Señales que requieren una explicación reforzada
- Varias operaciones contratadas en pocos meses.
- Microcréditos sucesivos para devolver microcréditos anteriores.
- Disposiciones de tarjeta destinadas a pagar cuotas bancarias.
- Reunificación seguida poco después de nuevas financiaciones.
- Importes crecientes pese a que los ingresos disminuían.
- Uso de crédito cuando ya existían embargos o vencimientos anticipados.
No toda refinanciación es irresponsable
Puede existir una finalidad económica razonable: reducir la cuota mensual, ampliar plazo, evitar la pérdida de la vivienda, mantener un vehículo de trabajo o superar una baja médica. La pregunta es si el plan tenía una posibilidad objetiva de funcionar con los datos disponibles entonces y qué acontecimiento lo hizo fracasar.
También debe examinarse el comportamiento de la entidad. Si ya conocía las otras deudas, cargaba las cuotas en la misma cuenta o concedió financiación adicional sin una evaluación suficiente, esa información forma parte del contexto del sobreendeudamiento.
Documentos que ayudan a reconstruir la cadena
- Extractos bancarios del periodo anterior al primer impago.
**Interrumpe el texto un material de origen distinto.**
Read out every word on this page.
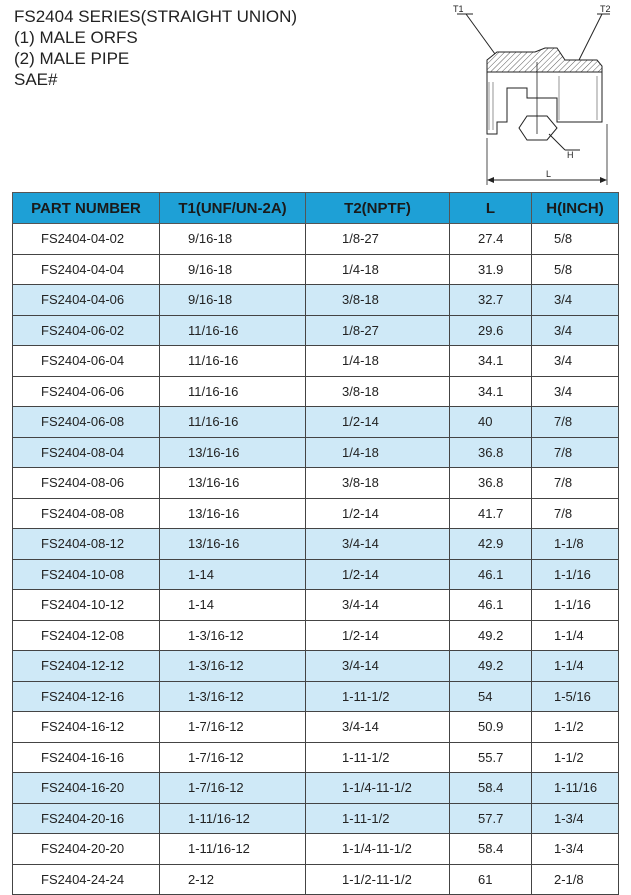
FS2404 SERIES(STRAIGHT UNION)
(1) MALE ORFS
(2) MALE PIPE
SAE#
T1	T2
H
L
PART NUMBER	T1(UNF/UN-2A)	T2(NPTF)	L	H(INCH)
FS2404-04-02	9/16-18	1/8-27	27.4	5/8
FS2404-04-04	9/16-18	1/4-18	31.9	5/8
FS2404-04-06	9/16-18	3/8-18	32.7	3/4
FS2404-06-02	11/16-16	1/8-27	29.6	3/4
FS2404-06-04	11/16-16	1/4-18	34.1	3/4
FS2404-06-06	11/16-16	3/8-18	34.1	3/4
FS2404-06-08	11/16-16	1/2-14	40	7/8
FS2404-08-04	13/16-16	1/4-18	36.8	7/8
FS2404-08-06	13/16-16	3/8-18	36.8	7/8
FS2404-08-08	13/16-16	1/2-14	41.7	7/8
FS2404-08-12	13/16-16	3/4-14	42.9	1-1/8
FS2404-10-08	1-14	1/2-14	46.1	1-1/16
FS2404-10-12	1-14	3/4-14	46.1	1-1/16
FS2404-12-08	1-3/16-12	1/2-14	49.2	1-1/4
FS2404-12-12	1-3/16-12	3/4-14	49.2	1-1/4
FS2404-12-16	1-3/16-12	1-11-1/2	54	1-5/16
FS2404-16-12	1-7/16-12	3/4-14	50.9	1-1/2
FS2404-16-16	1-7/16-12	1-11-1/2	55.7	1-1/2
FS2404-16-20	1-7/16-12	1-1/4-11-1/2	58.4	1-11/16
FS2404-20-16	1-11/16-12	1-11-1/2	57.7	1-3/4
FS2404-20-20	1-11/16-12	1-1/4-11-1/2	58.4	1-3/4
FS2404-24-24	2-12	1-1/2-11-1/2	61	2-1/8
- Contratos y movimientos de tarjetas y líneas de crédito.
- Cuadros de amortización y transferencias de cancelación.
- Ofertas de reunificación, carencia o refinanciación.
- Nóminas y prueba del hecho que redujo ingresos.
- Comunicaciones de las entidades y consultas de solvencia realizadas.
Cómo debe contarse en la memoria
Conviene separar etapas: situación normal de pago; primer hecho desencadenante; medidas intentadas; nueva financiación; momento de insolvencia; impagos y reclamaciones. Una explicación cronológica y verificable es más útil que afirmar de forma genérica que “las deudas se acumularon”.